The 43-year-old Al-Khelaifi is a close friend of Qatar’s Sheikh Tamim bin Hamad Al Thani. He was appointed to run PSG when it was bought by a Qatar sovereign wealth fund within months of FIFA picking Qatar as a World Cup host in December 2010.
PSG is not publicly implicated in the Swiss case.
Al-Khelaifi risks an interim ban from soccer duty by the FIFA ethics committee while investigations continue. FIFA has said its ethics investigators are making preliminary inquiries though no formal case has been opened.
Swiss prosecutors have been investigating FIFA and suspected money laundering linked to the 2018 and 2022 World Cup hosting contests since November 2014.
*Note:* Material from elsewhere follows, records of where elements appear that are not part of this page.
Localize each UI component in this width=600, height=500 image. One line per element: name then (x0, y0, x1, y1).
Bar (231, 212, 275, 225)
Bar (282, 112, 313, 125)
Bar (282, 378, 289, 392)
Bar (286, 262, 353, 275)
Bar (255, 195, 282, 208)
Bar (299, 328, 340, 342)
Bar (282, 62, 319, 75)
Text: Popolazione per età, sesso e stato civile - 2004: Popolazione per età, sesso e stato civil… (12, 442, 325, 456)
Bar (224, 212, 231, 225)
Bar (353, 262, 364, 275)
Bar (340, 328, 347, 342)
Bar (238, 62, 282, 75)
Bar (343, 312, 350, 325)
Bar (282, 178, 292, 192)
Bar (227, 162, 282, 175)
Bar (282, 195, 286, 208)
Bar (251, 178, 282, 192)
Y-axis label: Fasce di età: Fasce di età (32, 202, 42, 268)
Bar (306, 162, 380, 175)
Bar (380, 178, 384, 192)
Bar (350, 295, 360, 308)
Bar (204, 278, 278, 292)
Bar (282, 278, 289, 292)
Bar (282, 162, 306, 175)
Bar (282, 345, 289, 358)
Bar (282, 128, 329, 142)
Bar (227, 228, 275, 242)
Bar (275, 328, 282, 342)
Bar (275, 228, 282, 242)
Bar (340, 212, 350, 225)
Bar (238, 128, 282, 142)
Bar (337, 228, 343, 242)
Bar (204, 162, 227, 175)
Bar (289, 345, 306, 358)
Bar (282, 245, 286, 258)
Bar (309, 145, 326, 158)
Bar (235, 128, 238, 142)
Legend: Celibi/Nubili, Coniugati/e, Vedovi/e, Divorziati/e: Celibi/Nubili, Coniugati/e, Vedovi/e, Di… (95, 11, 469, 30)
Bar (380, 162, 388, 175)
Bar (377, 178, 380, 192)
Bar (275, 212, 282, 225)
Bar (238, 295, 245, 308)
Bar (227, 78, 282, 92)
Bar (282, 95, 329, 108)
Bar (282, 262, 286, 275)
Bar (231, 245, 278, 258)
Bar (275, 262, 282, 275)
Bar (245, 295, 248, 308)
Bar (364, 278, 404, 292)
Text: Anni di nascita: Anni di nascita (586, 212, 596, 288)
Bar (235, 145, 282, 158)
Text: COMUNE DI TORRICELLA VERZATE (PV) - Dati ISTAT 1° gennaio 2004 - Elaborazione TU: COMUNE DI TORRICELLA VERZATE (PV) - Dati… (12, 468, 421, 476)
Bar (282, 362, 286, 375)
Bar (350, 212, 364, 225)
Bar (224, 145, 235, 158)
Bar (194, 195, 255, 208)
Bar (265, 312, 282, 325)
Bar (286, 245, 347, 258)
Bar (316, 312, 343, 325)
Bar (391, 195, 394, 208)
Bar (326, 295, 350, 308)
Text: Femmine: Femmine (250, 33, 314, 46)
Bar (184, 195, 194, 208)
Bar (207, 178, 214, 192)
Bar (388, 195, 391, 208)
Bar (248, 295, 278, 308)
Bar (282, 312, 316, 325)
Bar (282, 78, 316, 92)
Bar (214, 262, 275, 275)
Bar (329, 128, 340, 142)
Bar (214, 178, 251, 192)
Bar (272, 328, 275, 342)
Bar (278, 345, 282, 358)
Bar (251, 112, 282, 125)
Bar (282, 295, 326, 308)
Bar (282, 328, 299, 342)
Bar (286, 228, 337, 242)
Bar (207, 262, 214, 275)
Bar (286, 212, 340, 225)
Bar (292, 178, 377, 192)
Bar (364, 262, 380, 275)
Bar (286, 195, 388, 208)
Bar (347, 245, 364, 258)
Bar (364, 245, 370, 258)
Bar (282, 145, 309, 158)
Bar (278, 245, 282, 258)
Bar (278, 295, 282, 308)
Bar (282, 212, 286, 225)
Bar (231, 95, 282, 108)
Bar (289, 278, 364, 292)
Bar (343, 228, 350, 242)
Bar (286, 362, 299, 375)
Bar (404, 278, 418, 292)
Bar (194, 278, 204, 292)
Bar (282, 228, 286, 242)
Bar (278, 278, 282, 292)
Criminal proceedings for suspected financial wrongdoing were first opened last year against Valcke, months after his emails were among evidence seized from FIFA. The former TV presenter from France was the CEO-like top official under then-FIFA president Sepp Blatter for more than eight years until he was fired in January 2016.
The separate proceeding against Al-Khelaifi and Valcke was opened in March. It was revealed only this month, one day after Valcke returned to Switzerland to testify at the Court of Arbitration for Sport in his appeal against a 10-year ban by FIFA.
The latest case also involves a third suspect — a “businessman in the sports rights sector” who has not been identified by Swiss prosecutors. That relates to giving Valcke “undue advantages” for the awarding of World Cup broadcast deals from 2018 through 2030.
Since the case against Al-Khelaifi was formally opened, his profile rose as PSG pursued and completed a world record transfer for Brazil striker Neymar from Barcelona for 222 million euros ($260 million).
PSG leads the French league and is looking for its first Champions League title. Al-Khelaifi has attended the team’s games, in France and Belgium, since he was made a criminal suspect and consented to be interviewed in the Swiss capital.